I'm surprised no one has mentioned a natural disaster. The Yellowstone Super Volcano, large asteroids such as the one last year in Russia, tsunamis like in Japan, earthquakes like the 1906 San Francisco earthquake, or even an ice age like the one from The Day After Tomorrow but less more dramatic.

You can hardly call a natural disaster a "Mistake".
 
I'm surprised no one has mentioned a natural disaster. The Yellowstone Super Volcano, large asteroids such as the one last year in Russia, tsunamis like in Japan, earthquakes like the 1906 San Francisco earthquake, or even an ice age like the one from The Day After Tomorrow but less more dramatic.
Those would be great disasters, but would hardly qualify as "mistakes"
 
I think one of the greatest mistakes I've seen is transporting oil overseas via cruisers and allowing the oil to spill over the sea. Humans don't live on the sea so spilling the oil in the middle of the sea isn't that harmful to humans but it is to other species. How does that affect humans then? Through the loss of important natural resources. Oil really powers many ships and vessels.
 
I'm surprised that we didn't get MAD SCIENCE responses yet, like black holes dropped into Earth's core, causing cataclysmic earthquakes and climate shifts! ;)
 
Will Miller specifically says in the PAX East panel that "No one really knows what the Great Mistake was," though he goes on in the same breath to theorize that it was triggered by a nuclear exchange in the Asian subcontinent.



That actually makes a lot of sense, studies have been done and a small exchange of nuclear weapons between India and Pakistan would (besides release a lot of radiation and create carnage) deposit enough dust and particulate matter into the atmosphere that it would have disastrous effects on the global climate.
 
What about all of those nuclear bombs during the Cold War?
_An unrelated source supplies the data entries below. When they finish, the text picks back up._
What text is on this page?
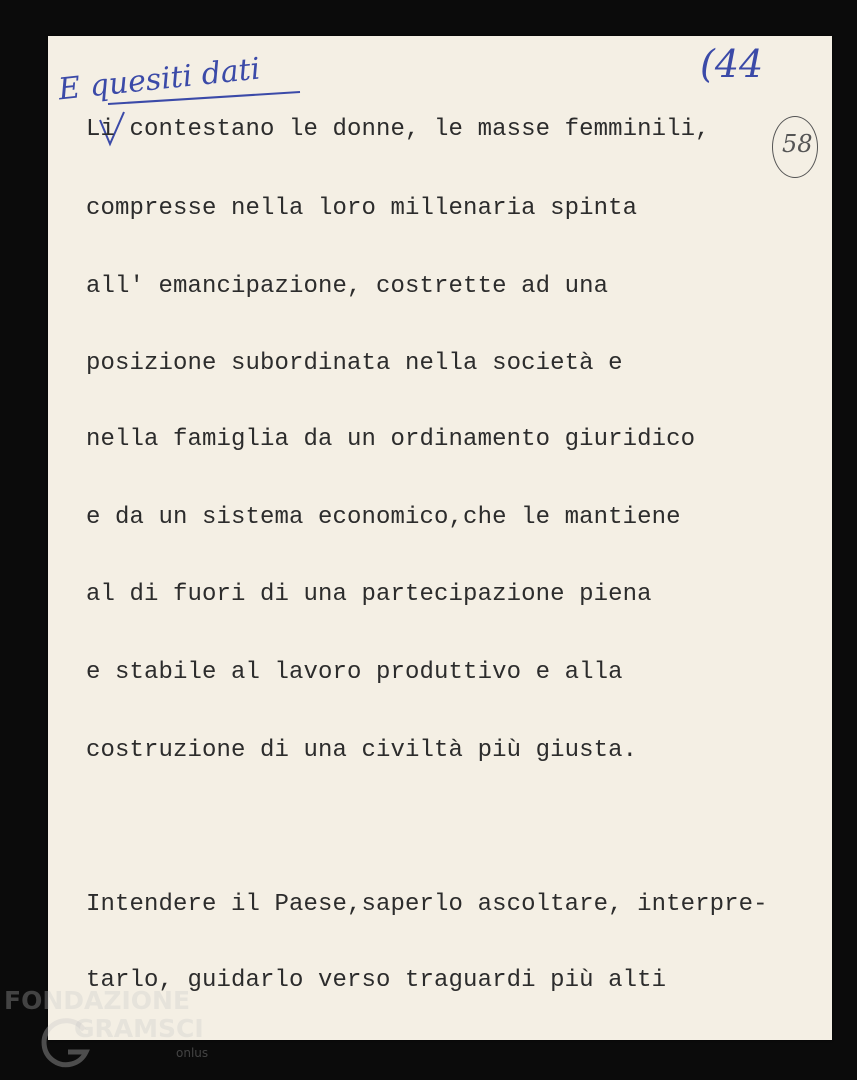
E quesiti dati	(44
58
Li contestano le donne, le masse femminili,
compresse nella loro millenaria spinta
all' emancipazione, costrette ad una
posizione subordinata nella società e
nella famiglia da un ordinamento giuridico
e da un sistema economico,che le mantiene
al di fuori di una partecipazione piena
e stabile al lavoro produttivo e alla
costruzione di una civiltà più giusta.
Intendere il Paese,saperlo ascoltare, interpre-
tarlo, guidarlo verso traguardi più alti
FONDAZIONE
GRAMSCI
onlus
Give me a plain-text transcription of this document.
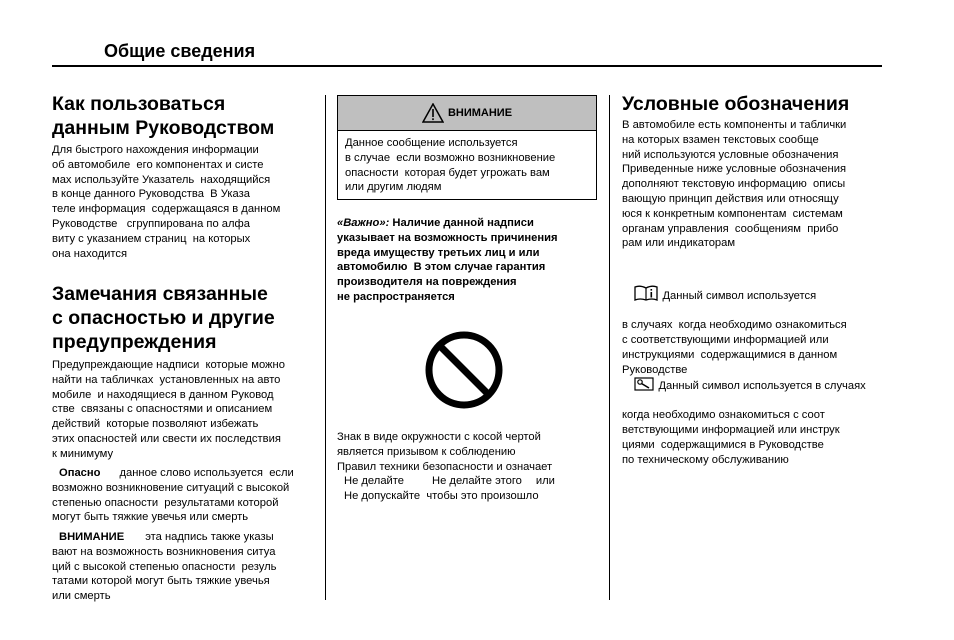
Общие сведения
Как пользоваться
данным Руководством
Для быстрого нахождения информации
об автомобиле  его компонентах и систе
мах используйте Указатель  находящийся
в конце данного Руководства  В Указа
теле информация  содержащаяся в данном
Руководстве   сгруппирована по алфа
виту с указанием страниц  на которых
она находится
Замечания связанные
с опасностью и другие
предупреждения
Предупреждающие надписи  которые можно
найти на табличках  установленных на авто
мобиле  и находящиеся в данном Руковод
стве  связаны с опасностями и описанием
действий  которые позволяют избежать
этих опасностей или свести их последствия
к минимуму
Опасно данное слово используется  если
возможно возникновение ситуаций с высокой
степенью опасности  результатами которой
могут быть тяжкие увечья или смерть
ВНИМАНИЕ эта надпись также указы
вают на возможность возникновения ситуа
ций с высокой степенью опасности  резуль
татами которой могут быть тяжкие увечья
или смерть
ВНИМАНИЕ
Данное сообщение используется
в случае  если возможно возникновение
опасности  которая будет угрожать вам
или другим людям
«Важно»: Наличие данной надписи
указывает на возможность причинения
вреда имуществу третьих лиц и или
автомобилю  В этом случае гарантия
производителя на повреждения
не распространяется
Знак в виде окружности с косой чертой
является призывом к соблюдению
Правил техники безопасности и означает
Не делайте	Не делайте этого или
Не допускайте  чтобы это произошло
Условные обозначения
В автомобиле есть компоненты и таблички
на которых взамен текстовых сообще
ний используются условные обозначения
Приведенные ниже условные обозначения
дополняют текстовую информацию  описы
вающую принцип действия или относящу
юся к конкретным компонентам  системам
органам управления  сообщениям  прибо
рам или индикаторам

Данный символ используется

в случаях  когда необходимо ознакомиться
с соответствующими информацией или
инструкциями  содержащимися в данном
Руководстве

Данный символ используется в случаях

когда необходимо ознакомиться с соот
ветствующими информацией или инструк
циями  содержащимися в Руководстве
по техническому обслуживанию
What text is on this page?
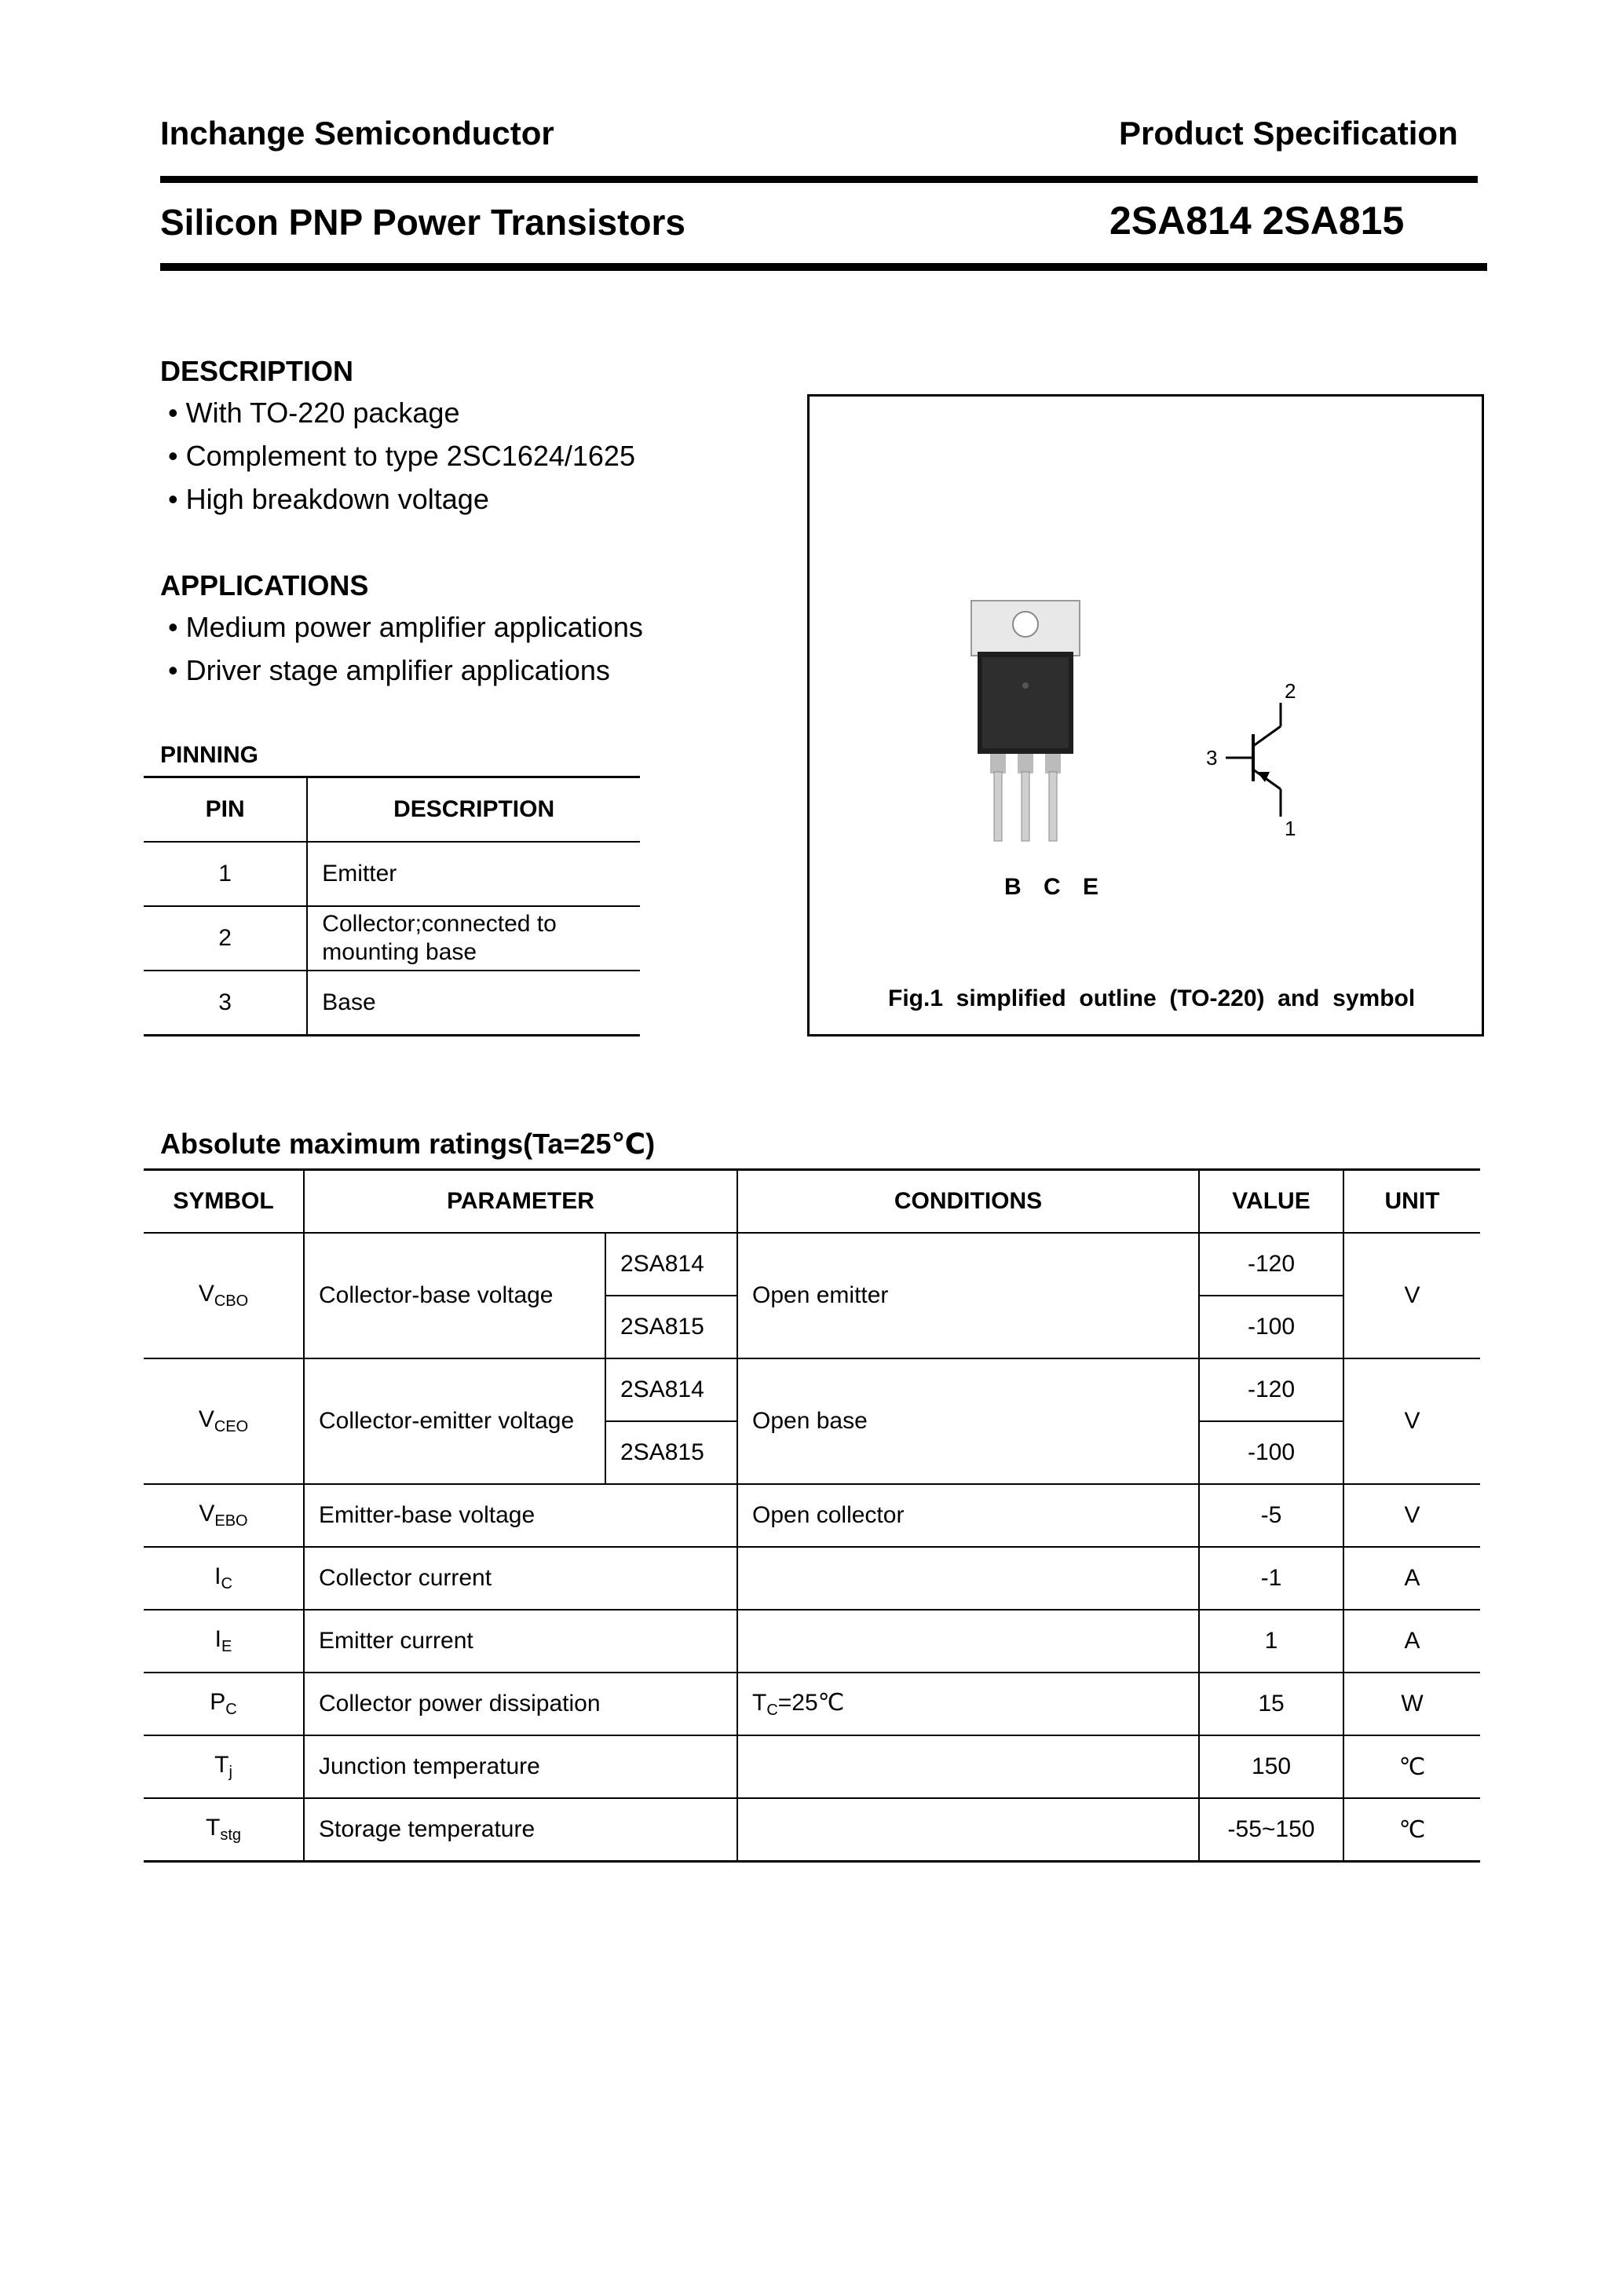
Inchange Semiconductor	Product Specification
Silicon PNP Power Transistors	2SA814 2SA815
DESCRIPTION
• With TO-220 package
• Complement to type 2SC1624/1625
• High breakdown voltage
APPLICATIONS
• Medium power amplifier applications
• Driver stage amplifier applications
PINNING
PIN	DESCRIPTION
1	Emitter
2	Collector;connected to mounting base
3	Base
B C E
2
3
1
Fig.1  simplified  outline  (TO-220)  and  symbol
Absolute maximum ratings(Ta=25℃)
SYMBOL	PARAMETER		CONDITIONS	VALUE	UNIT
$V_{CBO}$	Collector-base voltage	2SA814	Open emitter	-120	V
		2SA815		-100	
$V_{CEO}$	Collector-emitter voltage	2SA814	Open base	-120	V
		2SA815		-100	
$V_{EBO}$	Emitter-base voltage		Open collector	-5	V
$I_C$	Collector current			-1	A
$I_E$	Emitter current			1	A
$P_C$	Collector power dissipation		$T_C=25℃$	15	W
$T_j$	Junction temperature			150	℃
$T_{stg}$	Storage temperature			-55~150	℃
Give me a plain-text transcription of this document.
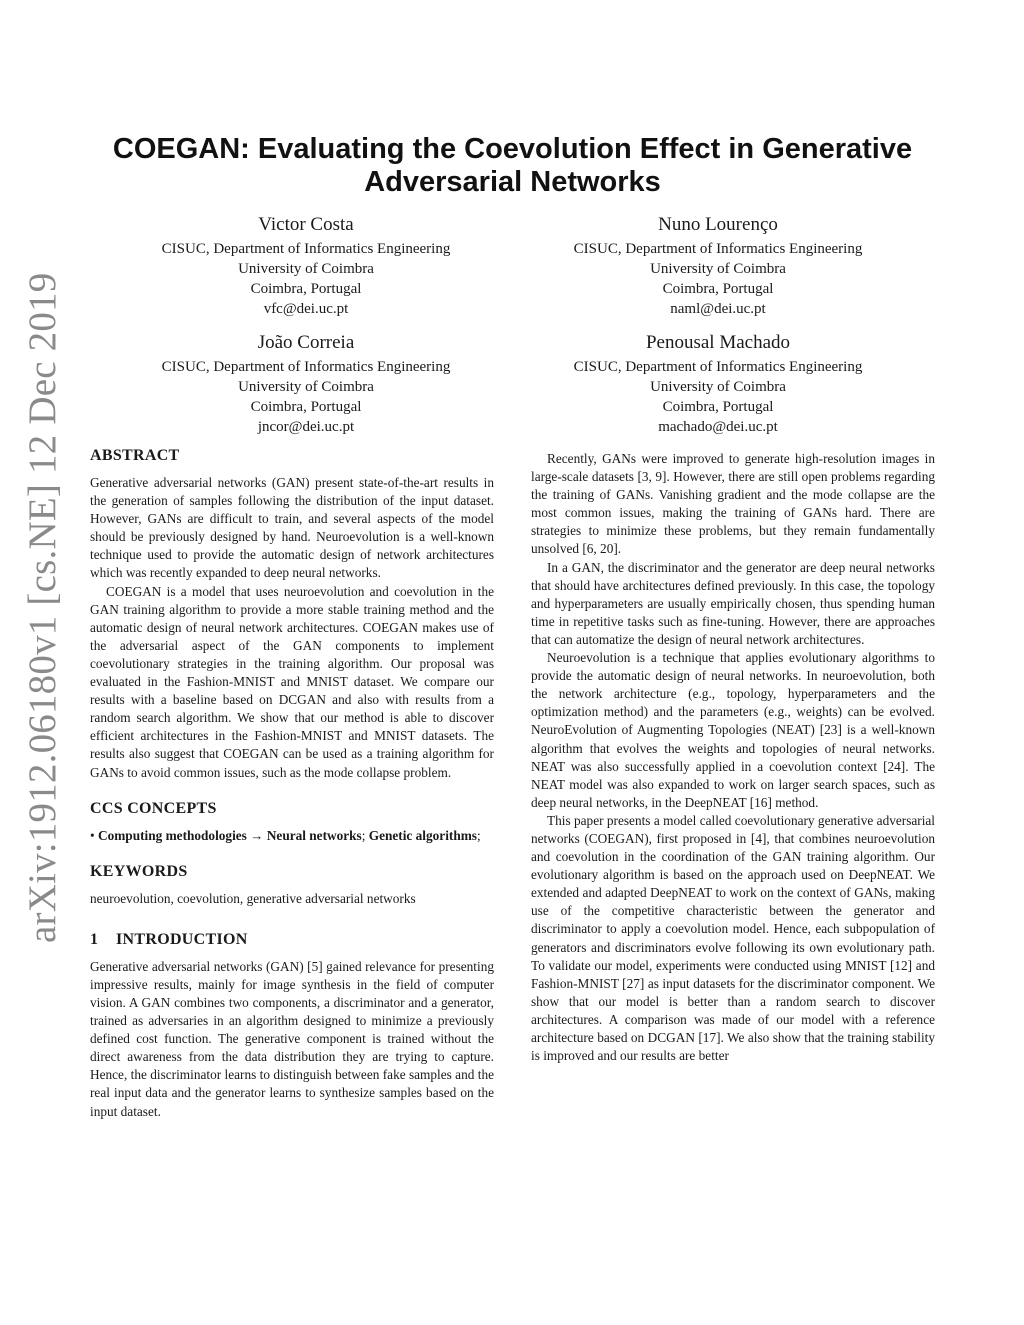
arXiv:1912.06180v1 [cs.NE] 12 Dec 2019
COEGAN: Evaluating the Coevolution Effect in Generative
Adversarial Networks
Victor Costa
CISUC, Department of Informatics Engineering
University of Coimbra
Coimbra, Portugal
vfc@dei.uc.pt
Nuno Lourenço
CISUC, Department of Informatics Engineering
University of Coimbra
Coimbra, Portugal
naml@dei.uc.pt
João Correia
CISUC, Department of Informatics Engineering
University of Coimbra
Coimbra, Portugal
jncor@dei.uc.pt
Penousal Machado
CISUC, Department of Informatics Engineering
University of Coimbra
Coimbra, Portugal
machado@dei.uc.pt
ABSTRACT

Generative adversarial networks (GAN) present state-of-the-art results in the generation of samples following the distribution of the input dataset. However, GANs are difficult to train, and several aspects of the model should be previously designed by hand. Neuroevolution is a well-known technique used to provide the automatic design of network architectures which was recently expanded to deep neural networks.

COEGAN is a model that uses neuroevolution and coevolution in the GAN training algorithm to provide a more stable training method and the automatic design of neural network architectures. COEGAN makes use of the adversarial aspect of the GAN components to implement coevolutionary strategies in the training algorithm. Our proposal was evaluated in the Fashion-MNIST and MNIST dataset. We compare our results with a baseline based on DCGAN and also with results from a random search algorithm. We show that our method is able to discover efficient architectures in the Fashion-MNIST and MNIST datasets. The results also suggest that COEGAN can be used as a training algorithm for GANs to avoid common issues, such as the mode collapse problem.

CCS CONCEPTS

• Computing methodologies → Neural networks; Genetic algorithms;

KEYWORDS

neuroevolution, coevolution, generative adversarial networks

1 INTRODUCTION

Generative adversarial networks (GAN) [5] gained relevance for presenting impressive results, mainly for image synthesis in the field of computer vision. A GAN combines two components, a discriminator and a generator, trained as adversaries in an algorithm designed to minimize a previously defined cost function. The generative component is trained without the direct awareness from the data distribution they are trying to capture. Hence, the discriminator learns to distinguish between fake samples and the real input data and the generator learns to synthesize samples based on the input dataset.

Recently, GANs were improved to generate high-resolution images in large-scale datasets [3, 9]. However, there are still open problems regarding the training of GANs. Vanishing gradient and the mode collapse are the most common issues, making the training of GANs hard. There are strategies to minimize these problems, but they remain fundamentally unsolved [6, 20].

In a GAN, the discriminator and the generator are deep neural networks that should have architectures defined previously. In this case, the topology and hyperparameters are usually empirically chosen, thus spending human time in repetitive tasks such as fine-tuning. However, there are approaches that can automatize the design of neural network architectures.

Neuroevolution is a technique that applies evolutionary algorithms to provide the automatic design of neural networks. In neuroevolution, both the network architecture (e.g., topology, hyperparameters and the optimization method) and the parameters (e.g., weights) can be evolved. NeuroEvolution of Augmenting Topologies (NEAT) [23] is a well-known algorithm that evolves the weights and topologies of neural networks. NEAT was also successfully applied in a coevolution context [24]. The NEAT model was also expanded to work on larger search spaces, such as deep neural networks, in the DeepNEAT [16] method.

This paper presents a model called coevolutionary generative adversarial networks (COEGAN), first proposed in [4], that combines neuroevolution and coevolution in the coordination of the GAN training algorithm. Our evolutionary algorithm is based on the approach used on DeepNEAT. We extended and adapted DeepNEAT to work on the context of GANs, making use of the competitive characteristic between the generator and discriminator to apply a coevolution model. Hence, each subpopulation of generators and discriminators evolve following its own evolutionary path. To validate our model, experiments were conducted using MNIST [12] and Fashion-MNIST [27] as input datasets for the discriminator component. We show that our model is better than a random search to discover architectures. A comparison was made of our model with a reference architecture based on DCGAN [17]. We also show that the training stability is improved and our results are better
IIRC, there were well over 2000 nukes that went off between 1945 and 2013. All but 2 were tests.
 
Most of those test were conducted underground or on atolls reducing their impact (of the approx 2474 detonations only about 600 were atmospheric) , and they were released at the same time as would happen during a nuclear exchange between two countries. Even then they have changed the planet's ecosystems.
 
They said at PAX that nobody knows what the Great Mistake was and then went on to describe it in detail lol.

I thought what was mentioned at PAX was interesting though; rather than a global nuclear war, a confined nuclear war in Asia which forces billions of people (think the human populations of curren day India and China combined +) to leave and live elsewhere, suddenly there's a whole chunk of the world where food can't be grown, and there's all these people and no space to adequately house them, leading to starvation and suffering, immense strain on the places that take in the refugees.

That displacement of an enormous amount of people sounds like a very realistic side effect of a nuclear exchange.
 
What about all of those nuclear bombs during the Cold War? IIRC, there were well over 2000 nukes that went off between 1945 and 2013. All but 2 were tests.

Nuclear winter isn't triggered directly by the nuclear bombs, but rather by the cities burning in the aftermath. A large number of firestorms would propel tonnes of soot into the stratosphere, which would block enough sunlight to create a massive, year-round winter. Then, once there's snow everywhere, Earth's albedo would be high enough to prevent future warming, basically locking Earth into an ice age until natural variance pulled us out again (typically estimated on a timescale of 10,000 years).

Considering the trailer didn't show any of those effects, I think we can rule out nuclear winter.